La campagna elettorale per il rinnovo del Consiglio regionale
dell’Abruzzo, qualunque sia l’esito finale, fa segnare un
dato che appare quantomeno significativo: per la prima volta entrambi
i candidati dei due schieramente che quasi certamente si
contenderanno la posta in palio finale provengono
dall’amministrazione locale, essendo stati sindaci.
Gianni
Chiodi nella città di Teramo, uomo “senza tessera di
partito”, come è stato più volte definito, a capo
di una coalizione di centro-destra, Carlo Costantini a San Giovanni
Teatino, come esponente del Ppi e del centro-sinistra. Il fatto che
due ex primi cittadini siano in corsa per la carica di Presidente
della Regione lascia ben sperare per il futuro del sistema delle
autonomie locali che, negli ultimi tre anni, ha conosciuto una fase
di delegittimazione abbastanza evidente.
La maggioranza che ha
governato fino ad oggi, tranne qualche rarissima eccezione, non ha
mostrato alcun interesse per le sorti dei comuni, in particolare di
quelli più piccoli: fondi per le opere pubbliche distribuiti
con il contagocce, mancanza di qualsiasi coinvolgimento
nell’individuazione delle infrastrutture prioritarie per il
riequilibrio territoriale, assenza di concertazione sulle riforme
della governance locale e si potrebbe andare avanti a lungo.
È
ora di invertire la rotta, perché gli enti locali
rappresentano lo sportello avanzato delle istituzioni nei confronti
dei cittadini, che ne ascoltano le esigenze e i bisogni e,
soprattutto, che si fanno carico delle maggiori responsabilità
nella gestione del territorio.
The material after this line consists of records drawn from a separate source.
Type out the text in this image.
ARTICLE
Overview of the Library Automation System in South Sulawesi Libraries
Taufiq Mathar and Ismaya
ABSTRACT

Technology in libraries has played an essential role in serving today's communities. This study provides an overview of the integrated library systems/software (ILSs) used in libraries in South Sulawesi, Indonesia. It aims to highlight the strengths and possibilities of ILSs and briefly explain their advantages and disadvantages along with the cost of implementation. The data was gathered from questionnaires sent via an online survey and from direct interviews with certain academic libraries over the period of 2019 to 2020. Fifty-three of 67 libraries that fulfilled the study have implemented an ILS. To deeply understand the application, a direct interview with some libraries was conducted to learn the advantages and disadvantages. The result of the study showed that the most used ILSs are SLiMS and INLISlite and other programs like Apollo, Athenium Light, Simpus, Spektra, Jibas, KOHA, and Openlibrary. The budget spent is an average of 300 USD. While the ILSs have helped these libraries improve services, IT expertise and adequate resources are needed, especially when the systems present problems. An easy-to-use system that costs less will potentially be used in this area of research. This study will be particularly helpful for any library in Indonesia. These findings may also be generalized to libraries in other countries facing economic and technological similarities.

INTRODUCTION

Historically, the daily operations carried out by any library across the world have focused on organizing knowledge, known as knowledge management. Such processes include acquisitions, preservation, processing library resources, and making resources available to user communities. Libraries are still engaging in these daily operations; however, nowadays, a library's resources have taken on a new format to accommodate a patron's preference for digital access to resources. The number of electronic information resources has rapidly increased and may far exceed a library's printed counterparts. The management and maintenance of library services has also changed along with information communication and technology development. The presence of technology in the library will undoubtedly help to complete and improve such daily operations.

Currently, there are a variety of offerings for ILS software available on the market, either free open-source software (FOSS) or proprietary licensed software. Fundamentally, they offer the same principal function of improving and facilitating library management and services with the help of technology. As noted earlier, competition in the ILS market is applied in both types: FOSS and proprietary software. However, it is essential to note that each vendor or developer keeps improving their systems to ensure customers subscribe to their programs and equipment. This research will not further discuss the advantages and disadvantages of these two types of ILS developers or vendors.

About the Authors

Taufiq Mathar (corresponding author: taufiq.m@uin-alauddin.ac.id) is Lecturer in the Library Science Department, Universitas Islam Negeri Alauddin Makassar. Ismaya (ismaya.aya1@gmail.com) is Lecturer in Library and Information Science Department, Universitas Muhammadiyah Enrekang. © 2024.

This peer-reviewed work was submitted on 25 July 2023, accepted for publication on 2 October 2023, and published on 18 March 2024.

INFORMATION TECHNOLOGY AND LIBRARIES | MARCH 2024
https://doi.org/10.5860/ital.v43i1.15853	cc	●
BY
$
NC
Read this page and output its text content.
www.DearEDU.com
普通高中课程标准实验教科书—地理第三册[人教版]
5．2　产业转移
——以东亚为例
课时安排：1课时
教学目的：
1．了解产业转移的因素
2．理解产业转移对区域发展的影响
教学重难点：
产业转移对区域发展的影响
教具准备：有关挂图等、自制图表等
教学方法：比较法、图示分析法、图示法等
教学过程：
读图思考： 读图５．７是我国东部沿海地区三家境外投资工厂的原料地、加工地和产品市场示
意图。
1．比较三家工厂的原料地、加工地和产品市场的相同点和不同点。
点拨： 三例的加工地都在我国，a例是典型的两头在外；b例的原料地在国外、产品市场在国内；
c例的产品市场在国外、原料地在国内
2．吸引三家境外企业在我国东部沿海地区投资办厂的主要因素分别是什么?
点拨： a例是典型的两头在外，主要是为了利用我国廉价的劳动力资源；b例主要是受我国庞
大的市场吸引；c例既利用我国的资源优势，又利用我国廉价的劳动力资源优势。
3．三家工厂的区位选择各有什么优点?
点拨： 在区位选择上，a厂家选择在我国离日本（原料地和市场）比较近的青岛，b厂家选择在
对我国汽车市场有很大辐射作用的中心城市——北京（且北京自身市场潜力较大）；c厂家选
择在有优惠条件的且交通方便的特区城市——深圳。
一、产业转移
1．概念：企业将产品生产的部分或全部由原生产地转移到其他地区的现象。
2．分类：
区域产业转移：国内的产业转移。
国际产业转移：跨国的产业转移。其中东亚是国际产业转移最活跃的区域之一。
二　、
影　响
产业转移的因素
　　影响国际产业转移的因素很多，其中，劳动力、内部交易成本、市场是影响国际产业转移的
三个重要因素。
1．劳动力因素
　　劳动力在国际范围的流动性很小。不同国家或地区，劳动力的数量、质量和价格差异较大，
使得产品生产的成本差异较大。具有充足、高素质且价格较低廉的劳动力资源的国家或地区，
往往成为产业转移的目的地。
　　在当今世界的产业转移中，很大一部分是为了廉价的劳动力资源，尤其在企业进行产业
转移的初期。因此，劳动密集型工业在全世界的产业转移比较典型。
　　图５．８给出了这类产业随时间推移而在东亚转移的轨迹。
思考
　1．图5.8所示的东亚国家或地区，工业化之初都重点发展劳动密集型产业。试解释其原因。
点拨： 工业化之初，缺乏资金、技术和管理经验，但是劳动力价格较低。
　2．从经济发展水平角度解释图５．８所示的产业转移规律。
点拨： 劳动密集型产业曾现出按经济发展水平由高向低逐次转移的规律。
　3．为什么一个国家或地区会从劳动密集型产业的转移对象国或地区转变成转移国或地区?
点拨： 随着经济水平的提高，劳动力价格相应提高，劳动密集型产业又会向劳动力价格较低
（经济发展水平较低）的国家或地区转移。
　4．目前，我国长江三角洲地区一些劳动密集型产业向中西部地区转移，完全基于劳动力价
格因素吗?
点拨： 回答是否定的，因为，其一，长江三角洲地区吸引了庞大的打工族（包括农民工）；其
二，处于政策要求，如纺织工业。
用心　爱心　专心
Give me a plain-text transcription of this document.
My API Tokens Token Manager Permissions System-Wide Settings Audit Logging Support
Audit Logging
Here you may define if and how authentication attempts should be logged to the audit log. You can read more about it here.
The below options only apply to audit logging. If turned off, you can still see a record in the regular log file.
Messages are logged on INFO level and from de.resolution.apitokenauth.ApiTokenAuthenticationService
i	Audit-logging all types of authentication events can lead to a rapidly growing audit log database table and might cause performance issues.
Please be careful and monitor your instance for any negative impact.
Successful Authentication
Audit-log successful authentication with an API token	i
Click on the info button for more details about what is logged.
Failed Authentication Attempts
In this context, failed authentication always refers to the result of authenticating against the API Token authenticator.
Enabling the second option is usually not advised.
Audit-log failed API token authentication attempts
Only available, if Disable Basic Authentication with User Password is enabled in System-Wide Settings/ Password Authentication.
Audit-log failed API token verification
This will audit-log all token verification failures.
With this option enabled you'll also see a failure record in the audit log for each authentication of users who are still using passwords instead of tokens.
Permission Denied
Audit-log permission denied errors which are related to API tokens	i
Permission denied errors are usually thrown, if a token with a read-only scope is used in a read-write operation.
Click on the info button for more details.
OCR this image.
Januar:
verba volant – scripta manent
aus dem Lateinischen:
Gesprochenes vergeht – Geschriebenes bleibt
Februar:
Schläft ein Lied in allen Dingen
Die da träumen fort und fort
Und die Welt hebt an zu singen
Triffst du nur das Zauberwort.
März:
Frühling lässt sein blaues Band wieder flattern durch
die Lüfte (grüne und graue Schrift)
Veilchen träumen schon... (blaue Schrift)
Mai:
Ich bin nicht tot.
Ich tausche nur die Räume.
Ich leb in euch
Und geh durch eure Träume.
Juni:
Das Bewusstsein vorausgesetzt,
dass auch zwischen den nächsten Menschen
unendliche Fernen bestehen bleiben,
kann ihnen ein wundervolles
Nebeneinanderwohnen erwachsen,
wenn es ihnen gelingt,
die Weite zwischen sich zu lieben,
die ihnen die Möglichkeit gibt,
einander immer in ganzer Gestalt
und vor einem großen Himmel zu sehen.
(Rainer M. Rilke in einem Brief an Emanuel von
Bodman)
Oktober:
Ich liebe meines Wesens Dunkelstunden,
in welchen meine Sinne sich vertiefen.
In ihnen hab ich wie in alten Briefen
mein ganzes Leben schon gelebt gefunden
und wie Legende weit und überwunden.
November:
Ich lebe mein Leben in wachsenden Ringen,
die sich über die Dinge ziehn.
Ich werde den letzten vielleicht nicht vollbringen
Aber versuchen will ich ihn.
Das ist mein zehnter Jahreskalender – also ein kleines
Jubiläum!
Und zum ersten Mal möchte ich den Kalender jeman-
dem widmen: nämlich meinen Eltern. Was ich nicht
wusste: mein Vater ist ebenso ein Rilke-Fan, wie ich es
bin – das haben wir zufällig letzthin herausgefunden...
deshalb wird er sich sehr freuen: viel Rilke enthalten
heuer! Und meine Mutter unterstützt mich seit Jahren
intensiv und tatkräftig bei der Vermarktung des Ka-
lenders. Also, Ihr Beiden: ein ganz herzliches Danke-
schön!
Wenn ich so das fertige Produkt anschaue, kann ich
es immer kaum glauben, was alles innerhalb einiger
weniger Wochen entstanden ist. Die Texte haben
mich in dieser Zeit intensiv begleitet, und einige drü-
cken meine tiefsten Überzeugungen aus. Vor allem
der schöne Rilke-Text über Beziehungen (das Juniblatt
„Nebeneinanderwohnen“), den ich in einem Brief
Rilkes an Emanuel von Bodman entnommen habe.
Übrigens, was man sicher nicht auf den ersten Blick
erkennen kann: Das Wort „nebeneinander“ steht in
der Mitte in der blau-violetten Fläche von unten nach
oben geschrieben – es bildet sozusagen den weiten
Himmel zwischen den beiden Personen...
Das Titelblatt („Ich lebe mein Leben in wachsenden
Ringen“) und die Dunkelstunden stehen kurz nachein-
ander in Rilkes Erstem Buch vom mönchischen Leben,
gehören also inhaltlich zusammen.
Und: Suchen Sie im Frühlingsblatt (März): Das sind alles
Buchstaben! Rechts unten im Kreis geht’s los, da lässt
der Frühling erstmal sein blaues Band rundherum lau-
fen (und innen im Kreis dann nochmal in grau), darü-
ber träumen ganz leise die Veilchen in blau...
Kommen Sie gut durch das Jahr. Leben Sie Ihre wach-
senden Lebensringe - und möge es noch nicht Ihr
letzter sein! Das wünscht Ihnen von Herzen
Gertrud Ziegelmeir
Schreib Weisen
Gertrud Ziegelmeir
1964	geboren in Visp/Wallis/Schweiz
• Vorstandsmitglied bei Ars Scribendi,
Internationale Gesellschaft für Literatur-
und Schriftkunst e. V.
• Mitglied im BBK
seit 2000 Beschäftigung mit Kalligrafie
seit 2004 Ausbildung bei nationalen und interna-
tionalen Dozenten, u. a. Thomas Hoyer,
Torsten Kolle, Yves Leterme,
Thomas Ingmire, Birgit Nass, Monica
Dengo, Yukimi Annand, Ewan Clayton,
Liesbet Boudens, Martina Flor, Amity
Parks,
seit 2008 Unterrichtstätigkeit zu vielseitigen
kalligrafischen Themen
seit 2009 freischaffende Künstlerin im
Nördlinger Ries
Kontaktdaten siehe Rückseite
Rilanciare l’azione regionale in
settori strategici quali la tutela ambientale e la prevenzione del
rischio idrogeologico, i trasporti e la mobilità, la
valorizzazione dei beni culturali, l’alleggerimento del carico
fiscale per le imprese che operano nelle zone svantaggiate, è
una necessità non più rinviabile. E farlo con una
Regione forte e legittimata dal consenso popolare è una
possibilità che oggi abbiamo e che dobbiamo saper sfruttare al
meglio, per recuperare il tempo che si è perso.
Perché
costruire la casa di tutti gli abruzzesi senza il coinvolgimento del
livello amministrativo che sta alle fondamenta dell’assetto
istituzionale significherebbe lasciare fuori un segmento
significativo della società regionale e ricadere negli errori
del passato.
Un lusso che non possiamo permetterci.